The relationships are now
v(i+1) = (v(i)+b)*(1+r) - p
v(1) = L
v(n+1) = 0
applying the same sort of analysis as set out above about leads to the analogy of Equation m' asv(i+m) = v(i) * (1+r)^m + b * (1+r)*((1+r)^m - 1)/r - p * ((1+r)^m -1)/r
which after applying the start and end conditions can be resolved, after a bit of manipulation, to:p = (L * r)/(1 - (1+r)^(-n)) + b * (1+r)
Potentially, there are four different scenarios: two possibilities each for when payment and borrowing transactions are made - either can be start or end of the periods - so two possibilities for each of two types of transaction giving four possibilities in total. Each scenario is amenable to the sort of analysis set out above.

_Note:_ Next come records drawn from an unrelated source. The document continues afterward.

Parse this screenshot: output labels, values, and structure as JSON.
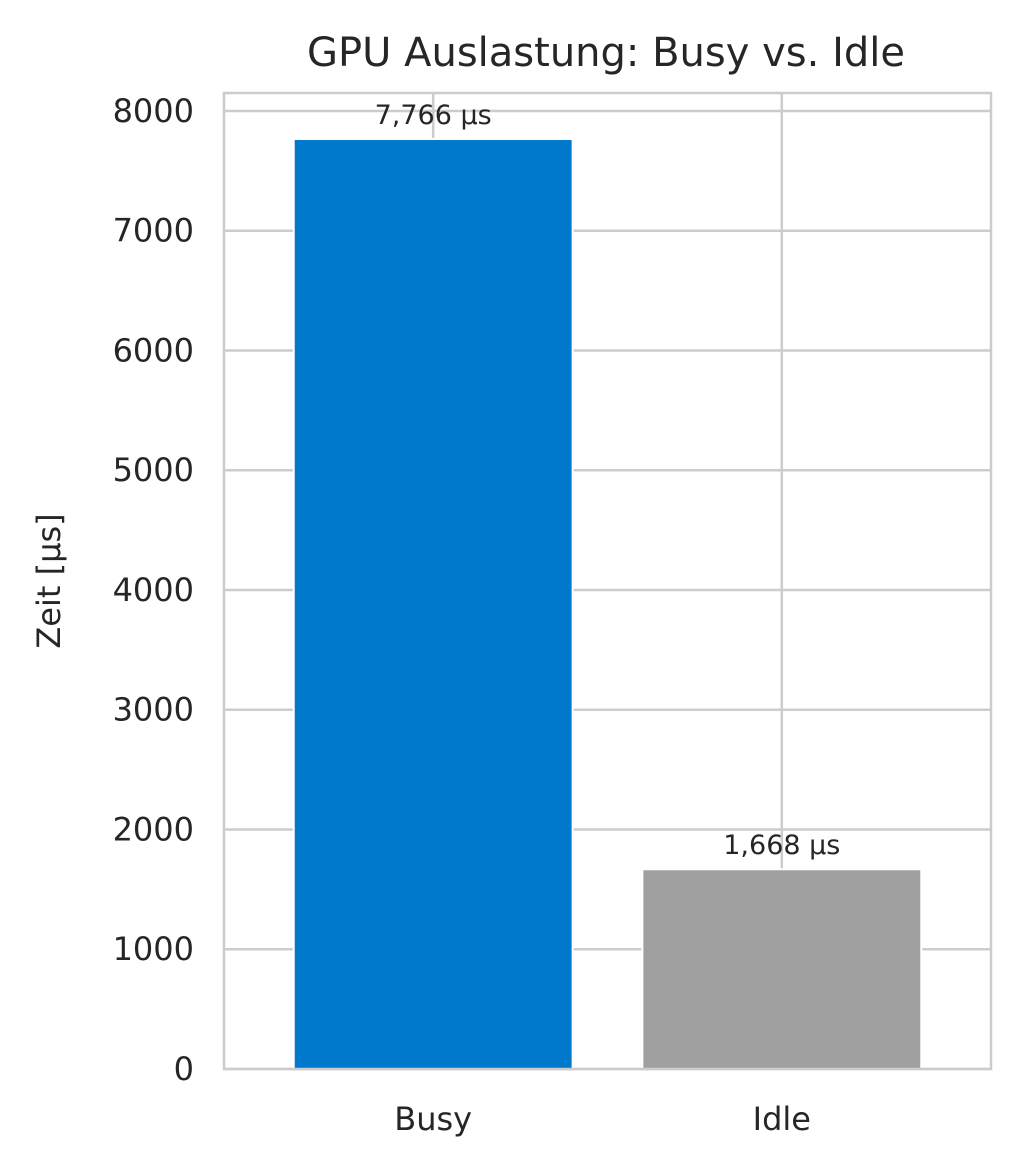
{
  "chart_data": {
    "type": "bar",
    "title": "GPU Auslastung: Busy vs. Idle",
    "xlabel": "",
    "ylabel": "Zeit [µs]",
    "categories": [
      "Busy",
      "Idle"
    ],
    "values": [
      7766,
      1668
    ],
    "data_labels": [
      "7,766 µs",
      "1,668 µs"
    ],
    "colors": [
      "#0079cc",
      "#a0a0a0"
    ],
    "ylim": [
      0,
      8150
    ],
    "yticks": [
      0,
      1000,
      2000,
      3000,
      4000,
      5000,
      6000,
      7000,
      8000
    ],
    "grid": true,
    "legend": "none"
  }
}
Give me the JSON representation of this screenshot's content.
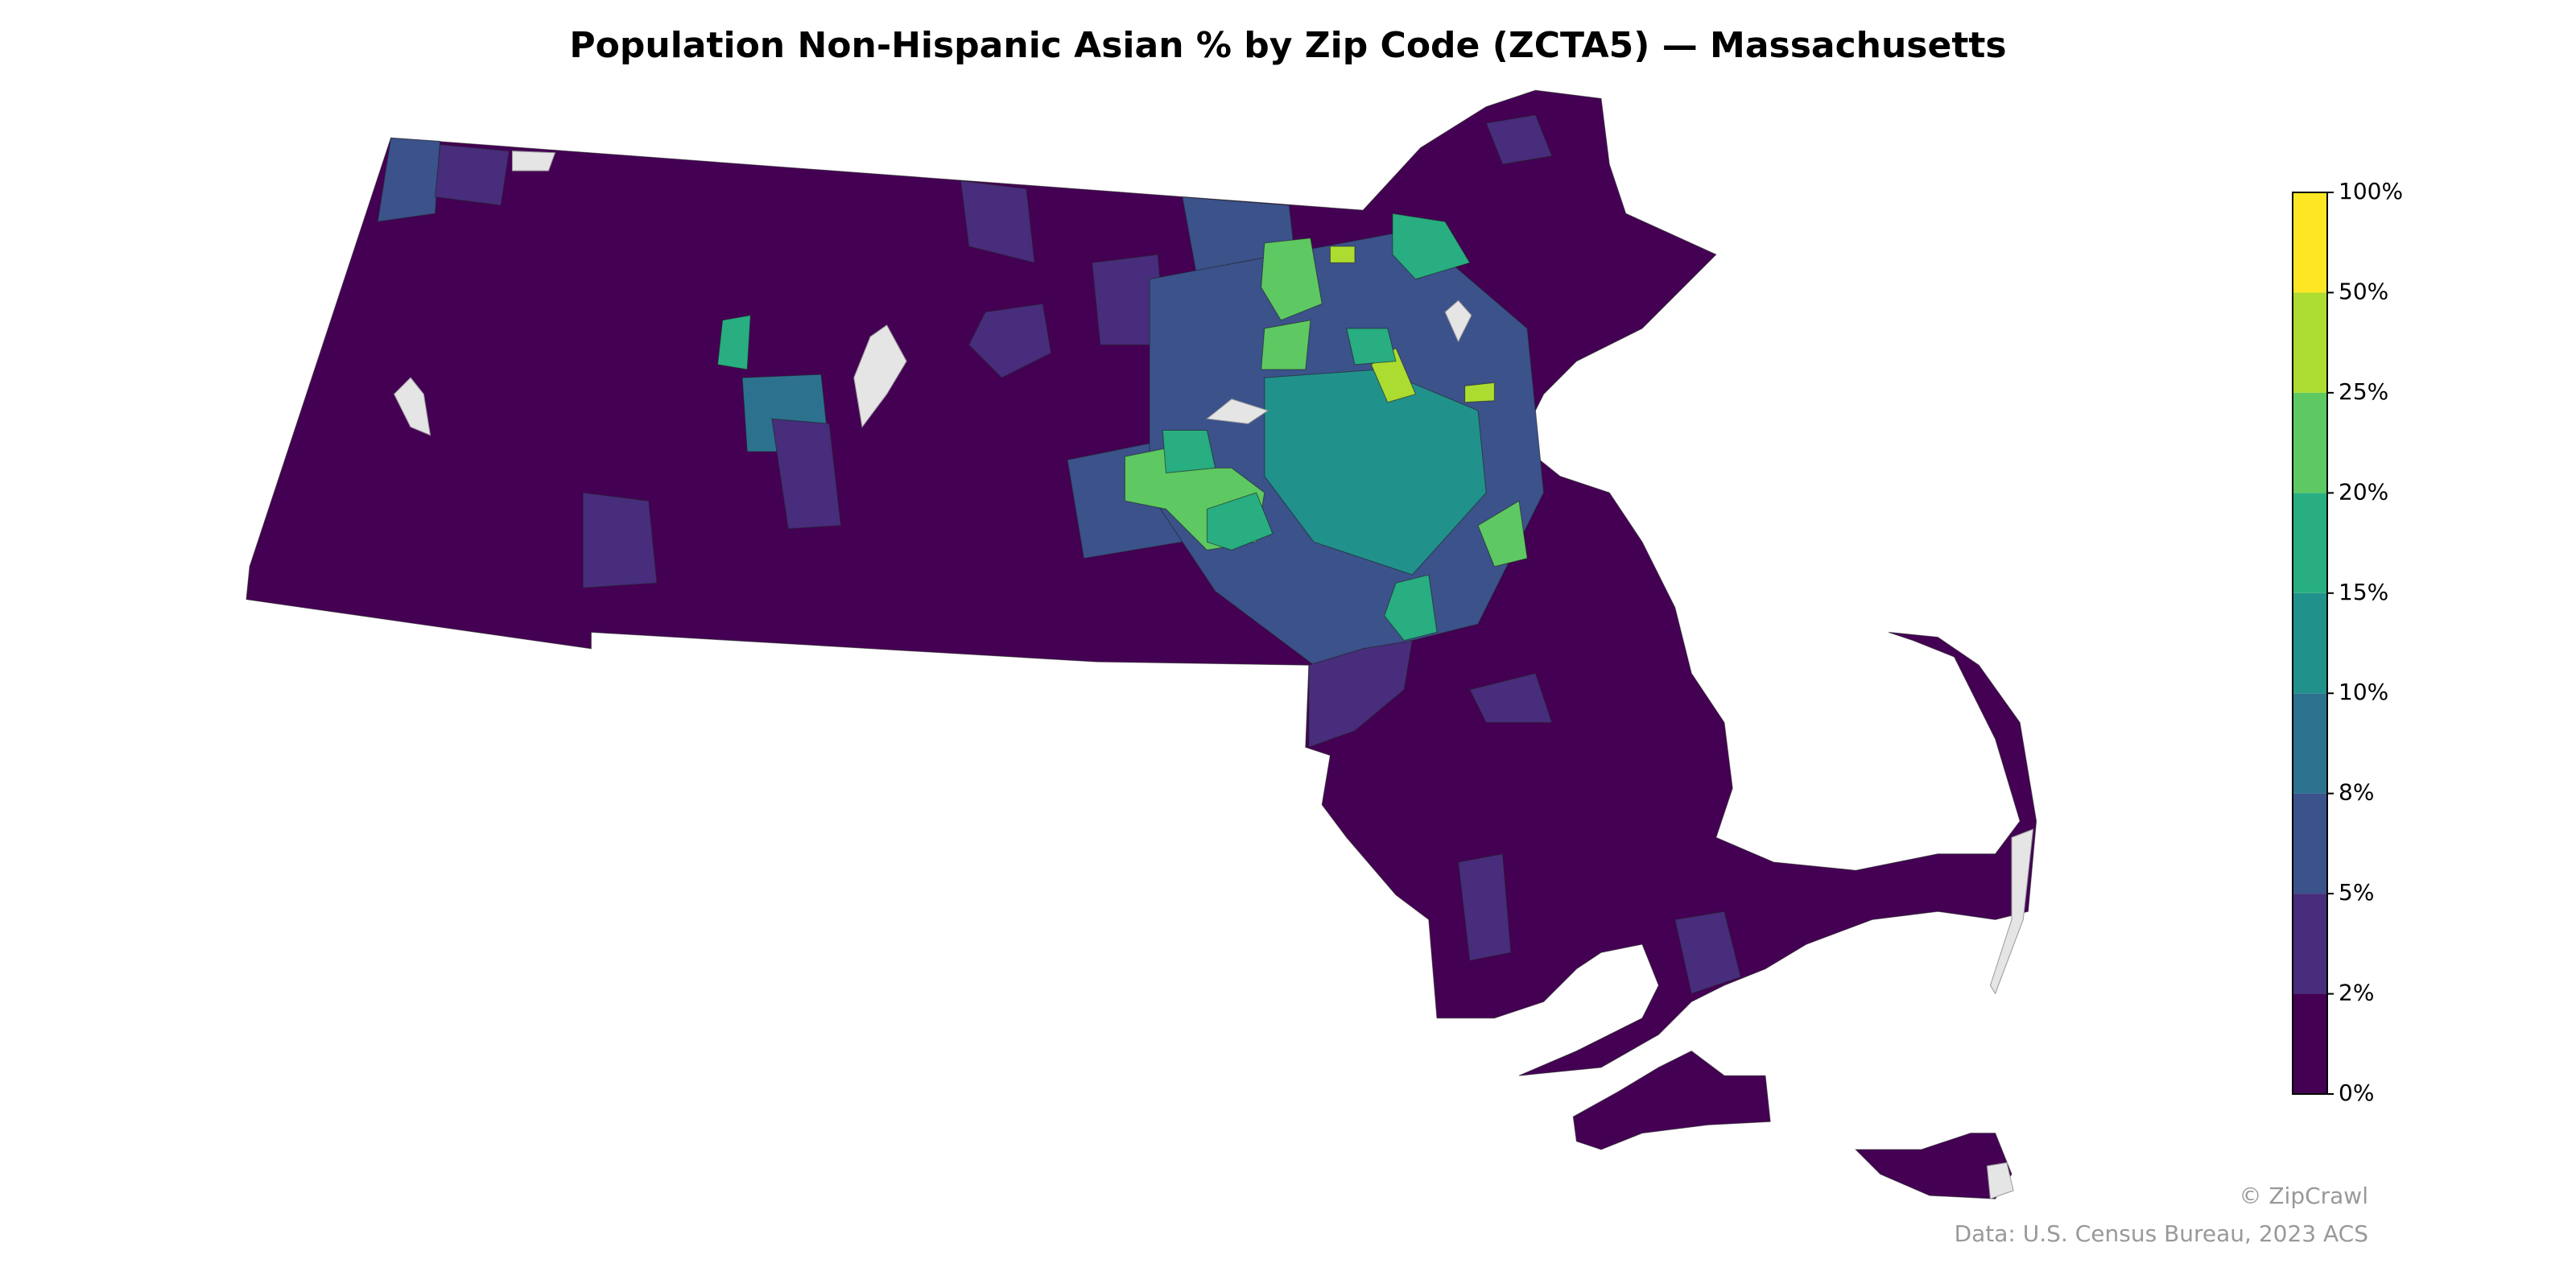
{
  "chart_data": {
    "type": "choropleth",
    "title": "Population Non-Hispanic Asian % by Zip Code (ZCTA5) — Massachusetts",
    "colorbar": {
      "ticks": [
        {
          "value": 0,
          "label": "0%"
        },
        {
          "value": 2,
          "label": "2%"
        },
        {
          "value": 5,
          "label": "5%"
        },
        {
          "value": 8,
          "label": "8%"
        },
        {
          "value": 10,
          "label": "10%"
        },
        {
          "value": 15,
          "label": "15%"
        },
        {
          "value": 20,
          "label": "20%"
        },
        {
          "value": 25,
          "label": "25%"
        },
        {
          "value": 50,
          "label": "50%"
        },
        {
          "value": 100,
          "label": "100%"
        }
      ],
      "colors": [
        "#440154",
        "#472d7b",
        "#3b528b",
        "#2c728e",
        "#21918c",
        "#28ae80",
        "#5ec962",
        "#addc30",
        "#fde725"
      ]
    },
    "credits": [
      "© ZipCrawl",
      "Data: U.S. Census Bureau, 2023 ACS"
    ]
  }
}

Payments at end of each period and additional borrowing at the start is the scenario analysed - the remaining three possible scenarios are left as an exercise for the reader.
Warning
In practice, where the periods are months, financial institutions often use daily interest calculations to recognise that there are different lengths to each month and some (looking at you, Barclaycard UK) even vary the dates from month-to-month when interest is applied to accounts. So, generally, PMT
calculations and those based on the analysis above provide reasonable but not precise estimates of what happens in reality.
(*)True mathematicians would, of course, not just rely on an observation of an emergent pattern as being "the truth" but would set out to prove (or disprove) the general truth of that pattern. For simplicity, I have omitted the proof involved in showing Equation m is true in general but, trust me (I have a couple of degrees in mathematical subjects), the proof exists.